Jack Dorsey, the former CEO of Twitter, has unveiled Web5, a decentralised platform with a focus on securing personal data.
"We struggle to secure personal data with hundreds of accounts and passwords we can’t remember. On the web today, identity and personal data have become the property of third parties,” TBD, the bitcoin-focused subsidiary of his company, Block, says on its website.
"This will likely be our most important contribution to the internet. Proud of the team. RIP web3 VCs," he wrote in a Tweet. The project is still under development and does not have an official release date.
Dorsey's Problem with Web3
Web5 is built on the assertion that the current Web3, an iteration of the internet based on decentralisation – think cryptocurrency and NFTs – isn't much better than traditional internet.
Dorsey believes that Web3 today is an enrichment scheme for venture capitalists (VCs) – a view echoed by Dogecoin co-creator Jackson Palmer.
Palmer told Australian e-magazine Crikey that the digital asset industry is "almost purpose built" to extract wealth from uninformed investors by making them pump funds into assets they do not fully understand.
"In the current Web model, people are users who do not own their data or
identity. They are given accounts by companies and their data is held captive in app silos," TBD says.
Web5 is intended to enable users to interact with one another without intermediaries without completely abandoning the traditional Web2, which still boasts the most utility.
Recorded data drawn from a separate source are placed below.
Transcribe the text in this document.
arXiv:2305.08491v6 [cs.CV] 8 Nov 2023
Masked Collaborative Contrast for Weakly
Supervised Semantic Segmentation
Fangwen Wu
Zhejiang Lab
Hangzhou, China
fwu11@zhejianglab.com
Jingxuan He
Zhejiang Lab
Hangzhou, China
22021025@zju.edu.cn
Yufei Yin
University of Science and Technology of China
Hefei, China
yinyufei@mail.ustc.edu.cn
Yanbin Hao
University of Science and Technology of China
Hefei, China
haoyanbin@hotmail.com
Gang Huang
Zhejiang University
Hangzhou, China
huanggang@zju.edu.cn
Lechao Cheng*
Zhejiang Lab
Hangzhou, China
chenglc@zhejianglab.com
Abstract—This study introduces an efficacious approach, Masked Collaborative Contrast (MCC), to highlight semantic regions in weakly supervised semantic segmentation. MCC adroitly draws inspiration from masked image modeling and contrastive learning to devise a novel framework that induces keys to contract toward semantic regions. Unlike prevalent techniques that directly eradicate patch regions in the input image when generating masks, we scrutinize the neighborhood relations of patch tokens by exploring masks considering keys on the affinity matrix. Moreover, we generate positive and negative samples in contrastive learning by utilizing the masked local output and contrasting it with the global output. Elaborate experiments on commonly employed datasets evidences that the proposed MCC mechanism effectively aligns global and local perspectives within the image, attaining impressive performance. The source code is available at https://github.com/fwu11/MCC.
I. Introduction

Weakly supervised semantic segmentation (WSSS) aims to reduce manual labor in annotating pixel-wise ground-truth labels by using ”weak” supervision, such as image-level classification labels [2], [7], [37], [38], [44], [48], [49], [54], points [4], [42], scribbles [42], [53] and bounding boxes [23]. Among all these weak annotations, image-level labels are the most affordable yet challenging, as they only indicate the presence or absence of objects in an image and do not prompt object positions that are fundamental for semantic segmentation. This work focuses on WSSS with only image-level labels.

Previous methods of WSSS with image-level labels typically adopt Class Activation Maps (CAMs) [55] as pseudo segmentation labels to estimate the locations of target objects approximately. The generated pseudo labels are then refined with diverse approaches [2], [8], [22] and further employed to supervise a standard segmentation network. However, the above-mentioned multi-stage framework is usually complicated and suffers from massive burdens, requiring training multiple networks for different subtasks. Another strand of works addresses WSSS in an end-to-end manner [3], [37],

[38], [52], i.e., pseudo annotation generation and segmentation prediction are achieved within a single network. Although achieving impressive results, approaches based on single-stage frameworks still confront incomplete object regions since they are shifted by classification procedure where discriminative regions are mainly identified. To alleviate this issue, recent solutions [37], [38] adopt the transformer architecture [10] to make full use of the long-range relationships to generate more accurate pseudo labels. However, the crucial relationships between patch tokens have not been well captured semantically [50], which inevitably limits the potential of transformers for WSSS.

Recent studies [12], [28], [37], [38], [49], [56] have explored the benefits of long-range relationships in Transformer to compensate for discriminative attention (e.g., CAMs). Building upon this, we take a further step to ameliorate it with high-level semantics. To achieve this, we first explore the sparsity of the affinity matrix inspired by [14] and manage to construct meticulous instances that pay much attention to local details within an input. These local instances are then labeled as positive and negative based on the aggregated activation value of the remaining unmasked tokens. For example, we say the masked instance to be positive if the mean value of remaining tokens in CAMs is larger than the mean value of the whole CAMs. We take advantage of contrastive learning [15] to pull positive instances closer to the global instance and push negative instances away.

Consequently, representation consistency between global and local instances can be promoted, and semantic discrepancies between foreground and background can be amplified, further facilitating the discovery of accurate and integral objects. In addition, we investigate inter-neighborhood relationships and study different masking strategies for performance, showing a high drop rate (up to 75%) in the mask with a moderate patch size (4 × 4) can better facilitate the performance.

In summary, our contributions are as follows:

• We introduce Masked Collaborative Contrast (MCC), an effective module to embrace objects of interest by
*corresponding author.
The aim is to build a decentralised layer on top of the internet by changing the way user data is stored.
Rather than getting stored with third party apps and websites, identity data will be stored with users with the help of unique decentralised identities, allowing people to move from application to application without needing to explicitly log in and expose their identities.
Apart from identity, decentralised storage of data and preferences is also theoretically possible with Web5.
TBD explains with an example:
"Bob is a music lover and hates having his personal data locked to a single vendor. It forces him to regurgitate his playlists and songs over and over again across different music apps. Thankfully there's a way out of this maze of vendor-locked silos: Bob can keep this data in his decentralized web node. This way Bob is able to grant any music app access to his settings and preferences, enabling him to take his personalized music experience wherever he chooses."